Sometimes it takes me a while to find the best use for a perennial. So far, my favorite use for this sturdy perennial is to blanch the leaves briefly in boiling water and use them more as a seasoning than a bulk ingredient. Used as a small part of a cooked greens mixture, they add interest. I like a small buttered pile of them as a sort of “cooked herb salad” alongside meats or salmon. I intend to try pounding them with a mortar and pestle as a wasabi-like seasoning. And they are superb in Montpellier Butter. I learned about this lovely seasoning in one of Elizabeth David’s books, I forget which one. But the greatest recipe of them all is the one published by Jeremiah Tower, and it goes like this:

Jeremiah Tower’s Montpelier Butter (this is as he published it. My own tweaks are below.)

Coarse salt
6 spinach leaves, washed
2 shallots, finely chopped
1/2 bunch watercress leaves (I use 15 good-sized nasturtium leaves)
2 tablespoons fresh flat-leaf parsley leaves
2 tablespoons fresh chervil leaves
2 tablespoons chopped fresh chives
1 tablespoon fresh tarragon leaves
2 cornichons, rinsed and chopped
4 salted anchovy fillets, rinsed, soaked in water for 10 minutes and dried with a paper towel
2 tablespoons salted capers, rinsed, soaked, and drained
1 small garlic clove
1/4 teaspoon cayenne pepper
Freshly ground black pepper
3 hard-cooked large egg yolks
2 large raw egg yolks
1/2 cup (one quarter pound) good grassfed butter, room temperature
1/2 cup extra-virgin olive oil
1 teaspoon white-wine vinegar
Bring a large saucepan of water to a boil; add salt.

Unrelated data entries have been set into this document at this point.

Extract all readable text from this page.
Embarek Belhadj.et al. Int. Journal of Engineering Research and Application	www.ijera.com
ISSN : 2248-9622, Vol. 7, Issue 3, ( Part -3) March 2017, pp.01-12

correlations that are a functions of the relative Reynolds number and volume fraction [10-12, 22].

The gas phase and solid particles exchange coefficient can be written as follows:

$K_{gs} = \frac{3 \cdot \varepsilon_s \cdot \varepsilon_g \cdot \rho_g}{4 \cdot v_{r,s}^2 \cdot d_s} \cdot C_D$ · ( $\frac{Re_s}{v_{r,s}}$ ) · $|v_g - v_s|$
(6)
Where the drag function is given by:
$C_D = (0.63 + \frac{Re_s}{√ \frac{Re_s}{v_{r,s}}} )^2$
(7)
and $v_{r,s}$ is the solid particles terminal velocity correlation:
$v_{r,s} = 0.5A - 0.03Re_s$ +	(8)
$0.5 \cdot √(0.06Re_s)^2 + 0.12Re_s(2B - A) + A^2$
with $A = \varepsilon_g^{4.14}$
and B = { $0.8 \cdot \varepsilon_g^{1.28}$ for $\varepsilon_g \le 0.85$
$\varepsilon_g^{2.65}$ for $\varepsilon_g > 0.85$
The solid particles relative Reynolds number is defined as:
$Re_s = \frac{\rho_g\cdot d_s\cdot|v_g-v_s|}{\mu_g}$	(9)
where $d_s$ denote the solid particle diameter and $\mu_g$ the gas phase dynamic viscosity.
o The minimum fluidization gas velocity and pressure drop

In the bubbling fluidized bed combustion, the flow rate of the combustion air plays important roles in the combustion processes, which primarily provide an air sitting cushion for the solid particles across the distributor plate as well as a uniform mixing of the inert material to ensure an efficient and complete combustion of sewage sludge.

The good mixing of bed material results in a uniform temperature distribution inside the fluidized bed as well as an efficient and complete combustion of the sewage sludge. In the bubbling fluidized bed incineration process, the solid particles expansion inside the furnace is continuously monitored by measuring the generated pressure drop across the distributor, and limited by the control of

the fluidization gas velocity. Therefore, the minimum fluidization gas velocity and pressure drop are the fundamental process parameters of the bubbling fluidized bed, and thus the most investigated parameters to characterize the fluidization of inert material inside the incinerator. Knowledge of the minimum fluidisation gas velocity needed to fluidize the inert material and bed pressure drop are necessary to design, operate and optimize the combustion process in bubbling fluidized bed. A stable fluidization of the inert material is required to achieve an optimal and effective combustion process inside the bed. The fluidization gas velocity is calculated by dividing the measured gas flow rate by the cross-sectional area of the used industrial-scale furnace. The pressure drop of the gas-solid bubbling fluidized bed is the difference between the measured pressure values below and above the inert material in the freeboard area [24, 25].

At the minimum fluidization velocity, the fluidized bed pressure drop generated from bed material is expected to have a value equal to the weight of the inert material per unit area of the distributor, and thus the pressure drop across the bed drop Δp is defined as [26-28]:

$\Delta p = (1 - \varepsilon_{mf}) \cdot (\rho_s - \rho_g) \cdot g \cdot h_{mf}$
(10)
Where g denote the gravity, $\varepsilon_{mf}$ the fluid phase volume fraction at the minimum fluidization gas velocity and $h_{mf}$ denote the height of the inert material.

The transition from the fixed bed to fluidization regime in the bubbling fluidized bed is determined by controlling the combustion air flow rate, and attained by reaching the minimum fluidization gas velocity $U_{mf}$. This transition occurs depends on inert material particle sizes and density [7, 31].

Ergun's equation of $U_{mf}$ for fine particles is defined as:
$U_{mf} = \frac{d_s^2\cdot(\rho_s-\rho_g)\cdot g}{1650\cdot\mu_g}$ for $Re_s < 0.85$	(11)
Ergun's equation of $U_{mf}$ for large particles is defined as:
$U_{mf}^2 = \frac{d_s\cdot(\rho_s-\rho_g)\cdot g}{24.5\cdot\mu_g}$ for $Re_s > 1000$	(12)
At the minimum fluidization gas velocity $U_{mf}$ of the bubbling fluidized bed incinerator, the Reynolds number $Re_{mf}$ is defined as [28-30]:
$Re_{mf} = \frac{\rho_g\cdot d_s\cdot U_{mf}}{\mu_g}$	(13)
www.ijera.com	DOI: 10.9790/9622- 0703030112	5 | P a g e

Combine spinach, shallots, watercress, parsley, chervil, chives, and tarragon in a fine sieve. Carefully place sieve in boiling water until greens are wilted, about 30 seconds. Remove, and place in ice-water bath to cool, or hold under very cold running water for several seconds until cool. Remove, and squeeze dry. Transfer to the food processor. Add cornichons, anchovies, capers, garlic, and cayenne pepper. Season with salt and black pepper. Process to a smooth paste. Add cooked and raw yolks, and butter. Process until thoroughly combined. Transfer to a medium bowl and slowly whisk in olive oil. Add vinegar, and whisk to combine. Adjust seasoning, if necessary.
This will keep a day or two in the refrigerator, and two months in the freezer.

My tweaks: I leave out the spinach leaves, watercress or nasturtium leaves, and chervil, and use about 25 perennial arugula leaves instead, blanched with the other seasonings as described above. I increase the tarragon to a quarter cup of whole leaves, and I also use a few large cloves of confited garlic rather than one raw clove. I use five hard-cooked egg yolks so that I don’t have to worry about harming an immunocompromised guest. And sorry, Jeremiah, but I do the whole thing in the processor and don’t whisk by hand at the end. I keep the butter in roughly formed little bars in the freezer, tightly wrapped, so that I can cut off large (LARGE) pats with a heated knife and plop them on steaks or grilled salmon and heat briefly under the broiler just before serving to soften and partially melt the butter, or on steamed vegetables, or on nearly anything. I don’t eat the carb-y stuff anymore, but if you do, it is wonderful on chunks of grilled baguette and transcendent on handmade egg linguine with grated Parmesan. If you try this with frozen Montpellier butter and don’t want to take time to thaw it, try grating it on a coarse grater before tossing with the linguine, piling on the salmon, or adding generously to the cooked greens.